Sunday, January 5, 2025
Grand Ballroom (New York Hilton)
Kalie Dutra, University of New Orleans
Kenet, an enslaved woman on the DesRuisseaux Plantation along Bayou St. John in New Orleans, appears in a 1767 court case. Within this document, Kenet describes her two attempts to self-liberate: first, to Mobile, Alabama, and second, to a plantation twenty miles outside of today’s French Quarter. To achieve freedom, Kenet would have needed to use the swamps and connecting waterways to Bayou St. John via a pirogue. This landscape included Lake Pontchartrain, Lake Borgne, and the Gulf Coast, each space posing numerous risks. These dangers ranged from being spotted by a militia or other enslavers to the many animals lurking beneath the muddy waters.

However, these routes also ran near various maroon communities, including St. Malo and Grand Island. Kenet may have sought out help along her journey to row the 158 miles to Mobile.

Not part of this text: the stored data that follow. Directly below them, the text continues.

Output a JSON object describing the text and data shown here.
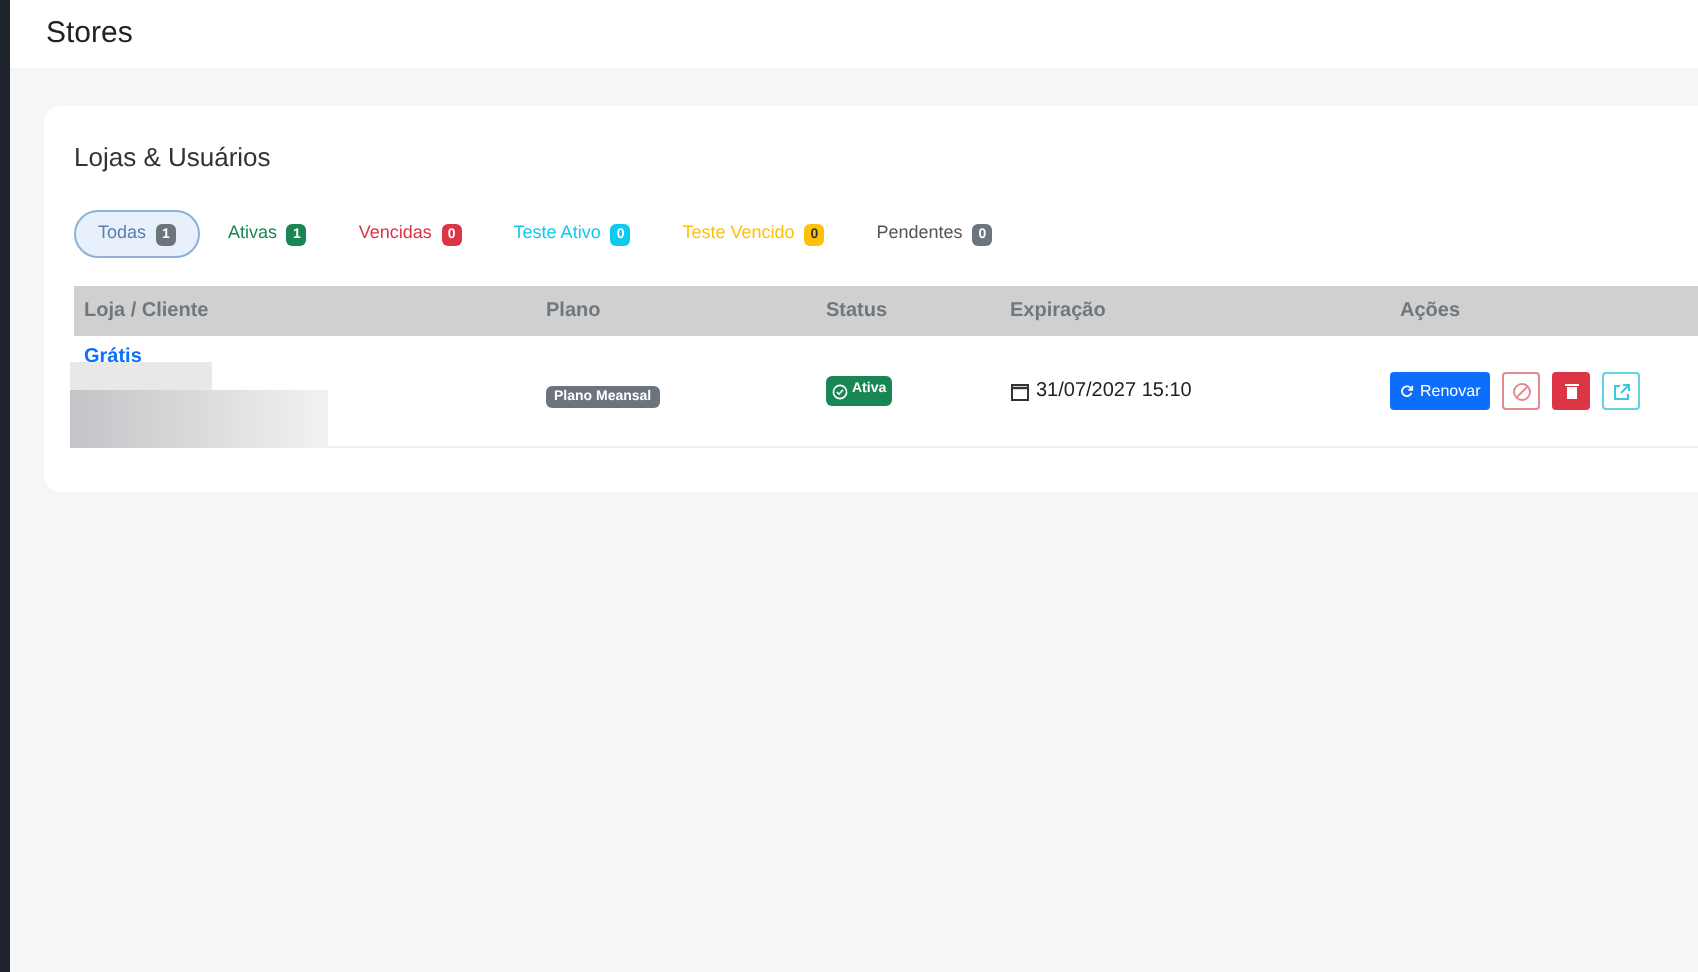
{
  "page_title": "Stores",
  "card": {
    "title": "Lojas & Usuários",
    "filters": [
      {
        "label": "Todas",
        "count": "1",
        "kind": "all",
        "selected": true
      },
      {
        "label": "Ativas",
        "count": "1",
        "kind": "green",
        "selected": false
      },
      {
        "label": "Vencidas",
        "count": "0",
        "kind": "red",
        "selected": false
      },
      {
        "label": "Teste Ativo",
        "count": "0",
        "kind": "cyan",
        "selected": false
      },
      {
        "label": "Teste Vencido",
        "count": "0",
        "kind": "yellow",
        "selected": false
      },
      {
        "label": "Pendentes",
        "count": "0",
        "kind": "gray",
        "selected": false
      }
    ],
    "table": {
      "columns": [
        "Loja / Cliente",
        "Plano",
        "Status",
        "Expiração",
        "Ações"
      ],
      "rows": [
        {
          "store": "Grátis",
          "plan": "Plano Meansal",
          "status": "Ativa",
          "expiration": "31/07/2027 15:10",
          "renew_label": "Renovar"
        }
      ]
    }
  }
}
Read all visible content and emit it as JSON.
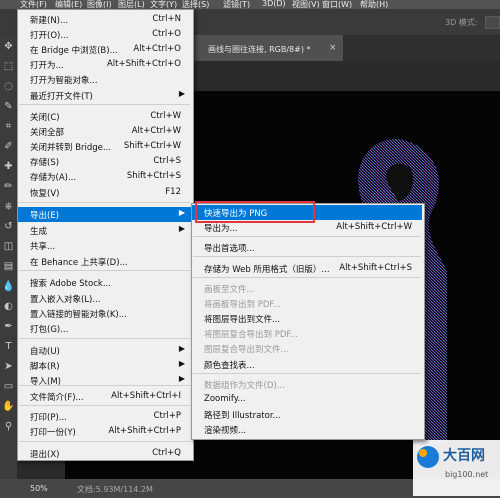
{
  "menubar": {
    "items": [
      "文件(F)",
      "编辑(E)",
      "图像(I)",
      "图层(L)",
      "文字(Y)",
      "选择(S)",
      "滤镜(T)",
      "3D(D)",
      "视图(V)",
      "窗口(W)",
      "帮助(H)"
    ]
  },
  "optbar": {
    "mode_label": "3D 模式:"
  },
  "document": {
    "tab_title": "画线与圈往连接, RGB/8#) *",
    "close_glyph": "×"
  },
  "status": {
    "zoom": "50%",
    "doc_info": "文档:5.93M/114.2M"
  },
  "file_menu": {
    "items": [
      {
        "label": "新建(N)...",
        "shortcut": "Ctrl+N"
      },
      {
        "label": "打开(O)...",
        "shortcut": "Ctrl+O"
      },
      {
        "label": "在 Bridge 中浏览(B)...",
        "shortcut": "Alt+Ctrl+O"
      },
      {
        "label": "打开为...",
        "shortcut": "Alt+Shift+Ctrl+O"
      },
      {
        "label": "打开为智能对象...",
        "shortcut": ""
      },
      {
        "label": "最近打开文件(T)",
        "shortcut": "",
        "submenu": true
      },
      {
        "label": "关闭(C)",
        "shortcut": "Ctrl+W"
      },
      {
        "label": "关闭全部",
        "shortcut": "Alt+Ctrl+W"
      },
      {
        "label": "关闭并转到 Bridge...",
        "shortcut": "Shift+Ctrl+W"
      },
      {
        "label": "存储(S)",
        "shortcut": "Ctrl+S"
      },
      {
        "label": "存储为(A)...",
        "shortcut": "Shift+Ctrl+S"
      },
      {
        "label": "恢复(V)",
        "shortcut": "F12"
      },
      {
        "label": "导出(E)",
        "shortcut": "",
        "submenu": true,
        "highlighted": true
      },
      {
        "label": "生成",
        "shortcut": "",
        "submenu": true
      },
      {
        "label": "共享...",
        "shortcut": ""
      },
      {
        "label": "在 Behance 上共享(D)...",
        "shortcut": ""
      },
      {
        "label": "搜索 Adobe Stock...",
        "shortcut": ""
      },
      {
        "label": "置入嵌入对象(L)...",
        "shortcut": ""
      },
      {
        "label": "置入链接的智能对象(K)...",
        "shortcut": ""
      },
      {
        "label": "打包(G)...",
        "shortcut": ""
      },
      {
        "label": "自动(U)",
        "shortcut": "",
        "submenu": true
      },
      {
        "label": "脚本(R)",
        "shortcut": "",
        "submenu": true
      },
      {
        "label": "导入(M)",
        "shortcut": "",
        "submenu": true
      },
      {
        "label": "文件简介(F)...",
        "shortcut": "Alt+Shift+Ctrl+I"
      },
      {
        "label": "打印(P)...",
        "shortcut": "Ctrl+P"
      },
      {
        "label": "打印一份(Y)",
        "shortcut": "Alt+Shift+Ctrl+P"
      },
      {
        "label": "退出(X)",
        "shortcut": "Ctrl+Q"
      }
    ]
  },
  "export_menu": {
    "items": [
      {
        "label": "快速导出为 PNG",
        "shortcut": "",
        "highlighted": true
      },
      {
        "label": "导出为...",
        "shortcut": "Alt+Shift+Ctrl+W"
      },
      {
        "label": "导出首选项...",
        "shortcut": ""
      },
      {
        "label": "存储为 Web 所用格式（旧版）...",
        "shortcut": "Alt+Shift+Ctrl+S"
      },
      {
        "label": "画板至文件...",
        "shortcut": "",
        "disabled": true
      },
      {
        "label": "将画板导出到 PDF...",
        "shortcut": "",
        "disabled": true
      },
      {
        "label": "将图层导出到文件...",
        "shortcut": ""
      },
      {
        "label": "将图层复合导出到 PDF...",
        "shortcut": "",
        "disabled": true
      },
      {
        "label": "图层复合导出到文件...",
        "shortcut": "",
        "disabled": true
      },
      {
        "label": "颜色查找表...",
        "shortcut": ""
      },
      {
        "label": "数据组作为文件(D)...",
        "shortcut": "",
        "disabled": true
      },
      {
        "label": "Zoomify...",
        "shortcut": ""
      },
      {
        "label": "路径到 Illustrator...",
        "shortcut": ""
      },
      {
        "label": "渲染视频...",
        "shortcut": ""
      }
    ]
  },
  "watermark": {
    "title": "大百网",
    "url": "big100.net"
  },
  "colors": {
    "highlight": "#0078d7",
    "annotation_box": "#e0363c"
  },
  "icons": {
    "submenu_arrow": "chevron-right-icon",
    "tools": [
      "move-icon",
      "marquee-icon",
      "lasso-icon",
      "quick-select-icon",
      "crop-icon",
      "eyedropper-icon",
      "healing-icon",
      "brush-icon",
      "stamp-icon",
      "history-brush-icon",
      "eraser-icon",
      "gradient-icon",
      "blur-icon",
      "dodge-icon",
      "pen-icon",
      "type-icon",
      "path-select-icon",
      "rectangle-icon",
      "hand-icon",
      "zoom-icon"
    ]
  }
}
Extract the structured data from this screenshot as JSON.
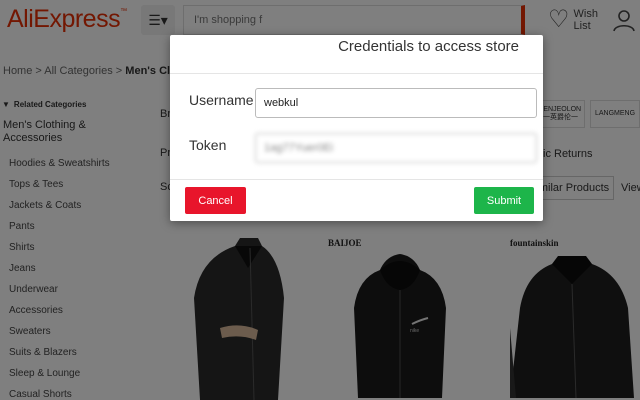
{
  "header": {
    "logo": "AliExpress",
    "logo_mark": "™",
    "search_placeholder": "I'm shopping f",
    "wish_line1": "Wish",
    "wish_line2": "List"
  },
  "breadcrumb": {
    "prefix": "Home > All Categories > ",
    "current": "Men's Clothing"
  },
  "sidebar": {
    "title": "Related Categories",
    "main": "Men's Clothing & Accessories",
    "items": [
      "Hoodies & Sweatshirts",
      "Tops & Tees",
      "Jackets & Coats",
      "Pants",
      "Shirts",
      "Jeans",
      "Underwear",
      "Accessories",
      "Sweaters",
      "Suits & Blazers",
      "Sleep & Lounge",
      "Casual Shorts"
    ]
  },
  "content": {
    "brands_label": "Br",
    "price_label": "Pri",
    "sort_label": "Sc",
    "returns_text": "ic Returns",
    "brand_1": "JENJEOLON",
    "brand_1_sub": "一英爵伦一",
    "brand_2": "LANGMENG",
    "similar_btn": "milar Products",
    "view_label": "View",
    "product_brand_1": "BAIJOE",
    "product_brand_2": "fountainskin",
    "jacket_logo": "nike"
  },
  "modal": {
    "title": "Credentials to access store",
    "username_label": "Username",
    "username_value": "webkul",
    "token_label": "Token",
    "token_value": "1ag77Yuer0Ei",
    "cancel_label": "Cancel",
    "submit_label": "Submit"
  },
  "colors": {
    "brand": "#e62e04",
    "cancel": "#e8152b",
    "submit": "#1db54a"
  }
}
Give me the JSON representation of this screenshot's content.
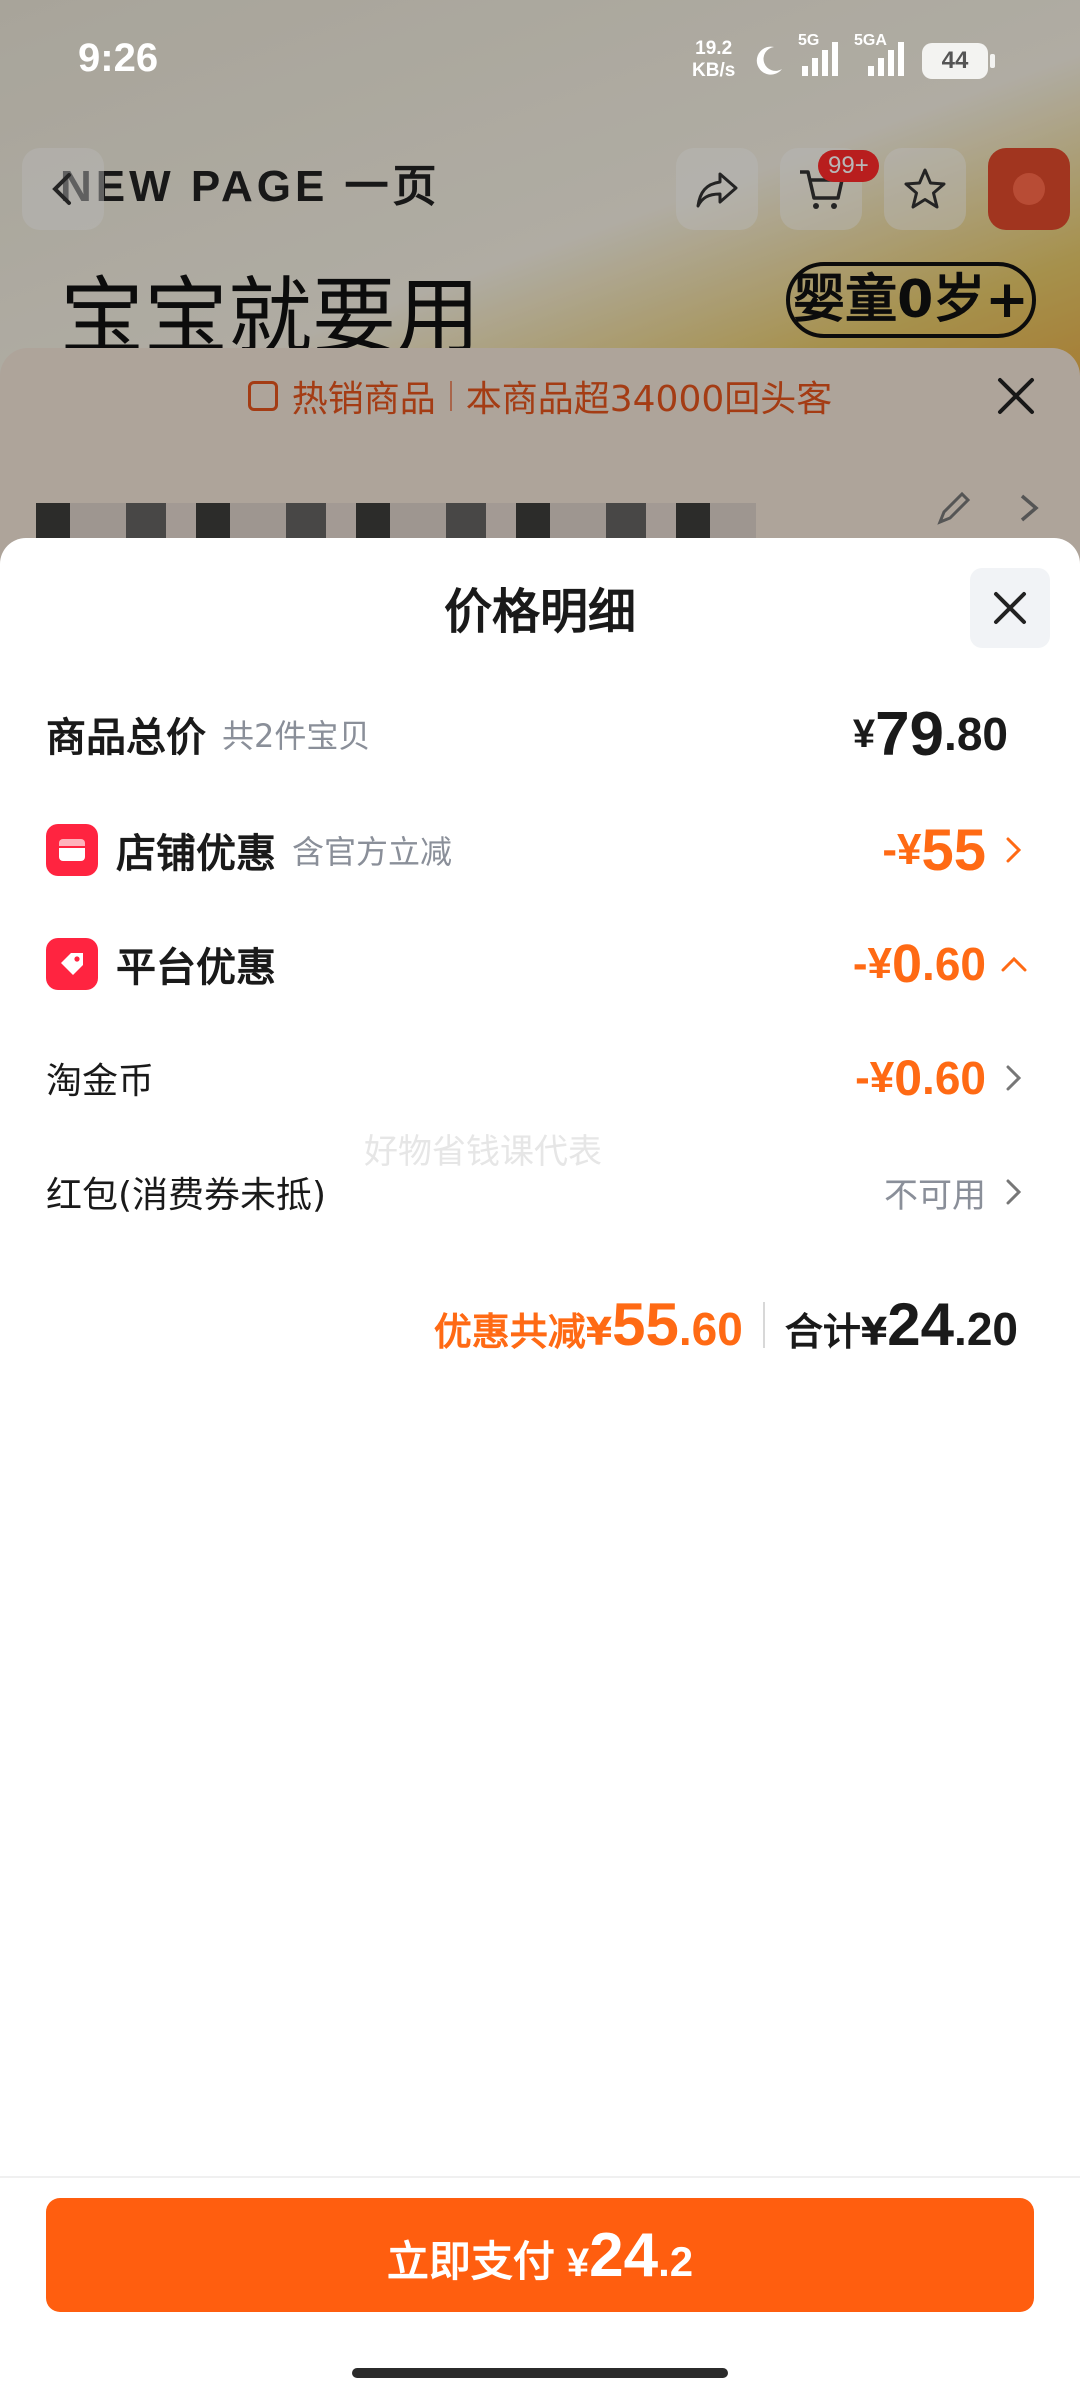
{
  "status_bar": {
    "time": "9:26",
    "net_speed_value": "19.2",
    "net_speed_unit": "KB/s",
    "net1": "5G",
    "net2": "5GA",
    "battery": "44"
  },
  "background": {
    "brand": "NEW PAGE 一页",
    "headline": "宝宝就要用",
    "age_tag": "婴童0岁+",
    "cart_badge": "99+"
  },
  "hot_banner": {
    "left": "热销商品",
    "right": "本商品超34000回头客"
  },
  "sheet": {
    "title": "价格明细",
    "total": {
      "label": "商品总价",
      "sub": "共2件宝贝",
      "currency": "¥",
      "int": "79",
      "dec": ".80"
    },
    "store_discount": {
      "label": "店铺优惠",
      "sub": "含官方立减",
      "prefix": "-¥",
      "int": "55",
      "dec": ""
    },
    "platform_discount": {
      "label": "平台优惠",
      "prefix": "-¥",
      "int": "0",
      "dec": ".60"
    },
    "taojinbi": {
      "label": "淘金币",
      "prefix": "-¥",
      "int": "0",
      "dec": ".60"
    },
    "red_packet": {
      "label": "红包(消费券未抵)",
      "value": "不可用"
    },
    "summary": {
      "discount_label": "优惠共减¥",
      "discount_int": "55",
      "discount_dec": ".60",
      "total_label": "合计¥",
      "total_int": "24",
      "total_dec": ".20"
    },
    "watermark": "好物省钱课代表"
  },
  "pay_button": {
    "label": "立即支付",
    "currency": "¥",
    "int": "24",
    "dec": ".2"
  },
  "colors": {
    "accent_orange": "#ff6a14",
    "pay_button": "#ff5e0f",
    "icon_red": "#ff2440"
  }
}
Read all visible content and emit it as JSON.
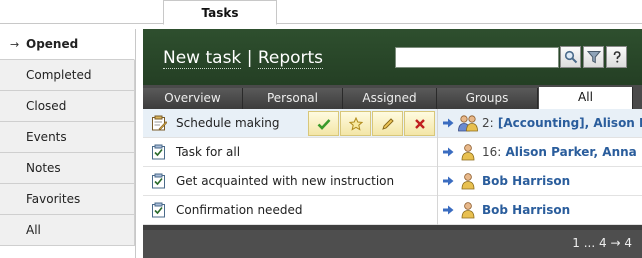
{
  "top_tab": {
    "label": "Tasks"
  },
  "sidebar": {
    "items": [
      {
        "label": "Opened",
        "active": true,
        "arrow": "→"
      },
      {
        "label": "Completed"
      },
      {
        "label": "Closed"
      },
      {
        "label": "Events"
      },
      {
        "label": "Notes"
      },
      {
        "label": "Favorites"
      },
      {
        "label": "All"
      }
    ]
  },
  "header": {
    "new_task": "New task",
    "separator": "|",
    "reports": "Reports",
    "search": {
      "value": "",
      "placeholder": ""
    }
  },
  "tabs": [
    {
      "label": "Overview"
    },
    {
      "label": "Personal"
    },
    {
      "label": "Assigned"
    },
    {
      "label": "Groups"
    },
    {
      "label": "All",
      "active": true
    }
  ],
  "rows": [
    {
      "title": "Schedule making",
      "icon": "task-edit-icon",
      "num": "2:",
      "assignees": "[Accounting], Alison Pa",
      "group": true
    },
    {
      "title": "Task for all",
      "icon": "task-checklist-icon",
      "num": "16:",
      "assignees": "Alison Parker, Anna M"
    },
    {
      "title": "Get acquainted with new instruction",
      "icon": "task-checklist-icon",
      "num": "",
      "assignees": "Bob Harrison"
    },
    {
      "title": "Confirmation needed",
      "icon": "task-checklist-icon",
      "num": "",
      "assignees": "Bob Harrison"
    }
  ],
  "pager": {
    "text": "1 ... 4",
    "next": "→",
    "last": "4"
  },
  "colors": {
    "header_green": "#2e4f2e",
    "link_blue": "#2a5d9c",
    "panel_gray": "#3f3f3f"
  }
}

Kenet’s story poses new questions about enslaved people’s knowledge of waterways and maroon communities. It also provides insight into the immense strength, determination, and ingenuity needed to self-emancipate in Southern Louisiana. In tracking Kenet’s spatial landscape and movement, Kenet’s story becomes more than a passing statement in a court case to an incomprehensible, epic journey to freedom.